Le ricette tipiche della Lombardia
Il popolo lombardo, nonostante condizionato dai suoi ritmi frenetici di vita e di lavoro, conserva giustamente il suo attaccamento alle proprie tradizioni e alle proprie identità. Tradizioni che si ritrovano nella gastronomia lombarda ricca di piatti cucinati seguendo ricette antiche: il risotto alla milanese, la polenta uncia, la cassoeula sono piatti che esprimono fortemente le tradizioni della campagna lombarda. Ma i sapori di questa terra sono espressi anche dai salumi e dai prestigiosi formaggi provenienti non solo dalla pianura ma anche dal territorio alpino.
La Lombardia è sempre stata una regione generosa grazie proprio alle sue alte potenzialità produttive e alle numerose vie di comunicazione che nella storia hanno fatto sì che questa regione fosse il crocevia di numerose culture (Etruschi, Celti, Romani, Longobardi, Franchi, e poi più recentemente Spagnoli, Francesi e Austriaci). Ogni angolo della Lombardia ha saputo così appropriarsi di numerosi apporti esterni, integrandoli ed adattandoli alla propria cultura, alle proprie esigenze e utilizzando i prodotti locali come materia prima.

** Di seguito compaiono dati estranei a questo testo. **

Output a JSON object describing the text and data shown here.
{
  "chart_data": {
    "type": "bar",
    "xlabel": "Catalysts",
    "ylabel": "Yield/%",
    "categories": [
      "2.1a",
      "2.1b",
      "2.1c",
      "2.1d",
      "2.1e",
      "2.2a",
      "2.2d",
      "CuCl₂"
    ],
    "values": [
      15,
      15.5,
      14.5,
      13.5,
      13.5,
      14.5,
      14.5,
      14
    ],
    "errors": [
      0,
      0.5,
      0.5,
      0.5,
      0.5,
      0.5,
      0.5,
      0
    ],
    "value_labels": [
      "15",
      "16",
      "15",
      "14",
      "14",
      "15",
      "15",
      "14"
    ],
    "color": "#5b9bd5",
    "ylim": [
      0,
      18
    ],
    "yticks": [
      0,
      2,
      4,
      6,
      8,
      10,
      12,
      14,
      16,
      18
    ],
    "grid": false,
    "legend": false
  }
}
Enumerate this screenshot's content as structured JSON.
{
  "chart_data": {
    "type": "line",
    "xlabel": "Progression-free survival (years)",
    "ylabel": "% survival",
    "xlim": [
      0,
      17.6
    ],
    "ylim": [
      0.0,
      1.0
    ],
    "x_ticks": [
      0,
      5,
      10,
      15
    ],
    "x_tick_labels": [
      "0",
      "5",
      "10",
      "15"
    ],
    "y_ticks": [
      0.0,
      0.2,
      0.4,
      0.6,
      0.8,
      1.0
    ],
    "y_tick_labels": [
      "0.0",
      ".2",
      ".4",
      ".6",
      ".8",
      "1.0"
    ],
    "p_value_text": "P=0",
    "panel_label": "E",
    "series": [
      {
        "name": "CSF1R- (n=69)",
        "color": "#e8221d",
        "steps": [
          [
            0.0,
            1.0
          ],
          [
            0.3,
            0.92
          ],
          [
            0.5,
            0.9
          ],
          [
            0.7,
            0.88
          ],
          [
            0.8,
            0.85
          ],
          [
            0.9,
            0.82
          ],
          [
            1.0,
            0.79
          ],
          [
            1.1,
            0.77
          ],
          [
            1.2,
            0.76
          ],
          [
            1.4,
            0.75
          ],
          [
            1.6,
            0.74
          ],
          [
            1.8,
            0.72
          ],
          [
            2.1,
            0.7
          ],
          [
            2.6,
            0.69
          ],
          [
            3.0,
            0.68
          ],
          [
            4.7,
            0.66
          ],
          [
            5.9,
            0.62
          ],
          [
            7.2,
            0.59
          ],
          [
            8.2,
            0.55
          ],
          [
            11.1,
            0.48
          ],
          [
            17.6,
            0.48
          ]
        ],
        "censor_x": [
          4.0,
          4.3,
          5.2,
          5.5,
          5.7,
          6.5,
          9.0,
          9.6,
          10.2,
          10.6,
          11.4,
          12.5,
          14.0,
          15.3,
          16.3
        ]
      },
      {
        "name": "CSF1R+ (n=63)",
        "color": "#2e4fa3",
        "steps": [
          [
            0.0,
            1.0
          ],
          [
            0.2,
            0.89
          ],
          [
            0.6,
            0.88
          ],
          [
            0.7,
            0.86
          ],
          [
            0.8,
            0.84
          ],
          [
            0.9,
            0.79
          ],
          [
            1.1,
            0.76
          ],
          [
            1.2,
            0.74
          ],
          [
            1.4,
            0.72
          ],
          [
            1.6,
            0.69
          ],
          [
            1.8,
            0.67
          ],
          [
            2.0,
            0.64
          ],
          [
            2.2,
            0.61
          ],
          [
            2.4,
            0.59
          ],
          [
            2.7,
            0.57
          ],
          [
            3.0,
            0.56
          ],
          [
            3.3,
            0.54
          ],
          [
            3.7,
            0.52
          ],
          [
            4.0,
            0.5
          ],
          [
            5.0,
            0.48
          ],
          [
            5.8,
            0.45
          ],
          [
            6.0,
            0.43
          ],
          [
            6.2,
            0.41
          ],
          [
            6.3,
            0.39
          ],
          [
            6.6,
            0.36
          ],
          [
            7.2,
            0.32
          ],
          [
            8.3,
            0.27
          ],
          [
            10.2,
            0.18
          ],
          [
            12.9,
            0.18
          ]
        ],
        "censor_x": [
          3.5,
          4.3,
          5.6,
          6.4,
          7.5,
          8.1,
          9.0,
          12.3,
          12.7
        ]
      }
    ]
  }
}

Un signore milanese presenta a Giulio Cesarea e ai suoi ufficiali un piatto che troveremo in tutti i menu del mondo: gli asparagi conditi con il burro, prodotto tipico di una parte d’Europa in cui si può dominare l’acqua per irrigare e si riesce a conservare il ghiaccio. Mentre il riso cresce accanto alla marcita, la “bergamina” emigra dalla pianura agli alpeggi e ne torna nei giorni dell’equinozio. Virgilio non ci precisa di quali prodotti si adornassero le rozze tavole del pastore Menalca, ma nella gerarchia mondiale dei latticini entrano per primeggiare il grana e il mascherpone, il gorgonzola e il taleggio, la robiola, lo stracchino e il bitto valtellinese.

Fedele nei secoli si potrebbe ripetere (assente l’ironia) per il lombardo uso cucinario. Ma attenzione: tanto il lombardo, il milanese in particolare, è attivo, inquieto, instabile sul lavoro, quanto calmo e pacioso, pronto a dare e ricevere, in cucina. Una gastronomia, la lombarda, bonaria, larga, capace di soddisfarlo e tuttavia di non appesantirlo, di lasciargli riprendere, se proprio vuole, se proprio non si sa sottrarre alla malattia del secolo, di lì a poco il lavoro, il traffico vertiginoso del danée.
Il risotto con lo zafferano, forse la più celebre, la più imitata all’estero delle ricette italiane (per quel suo colore vivo giallo oro, che ha suggestioni e cedimenti all’arancio, per i suoi grani divisi, al dente, ma legati nella manteca), è certo il piatto primo, più significativo. Ti accontenta senza gravare se non esageri; se esageri peggio, o meglio, per te. Sulla riga, pressappoco, se esageri prenditela con te stesso: la costoletta, l’ossobuco, il bollito, il minestrone e le minestre in Milano; la zuppa pavese; i casonsei a Bergamo, gli osei scapacc a Brescia, i marubini di Cremona, i tortelli cremaschi (in racchiuso involucro l’insidia dolce di un ripieno “maggiorato” da marsala e amaretti), la serie stessa delle polente e così via. Fa eccezione, forse, la sola cazzoeula, l’intruglio colorito di sapori, che accomuna, indigesti l’une e l’altro, verze e maiale. Qui basta l’assaggio, e subito capisci: esige lunghe digestioni, la parentesi calma del riposo. E’ piatto quindi invernale; da mangiarsi in una placida sera, al fuoco del camino, se appena ce la fai.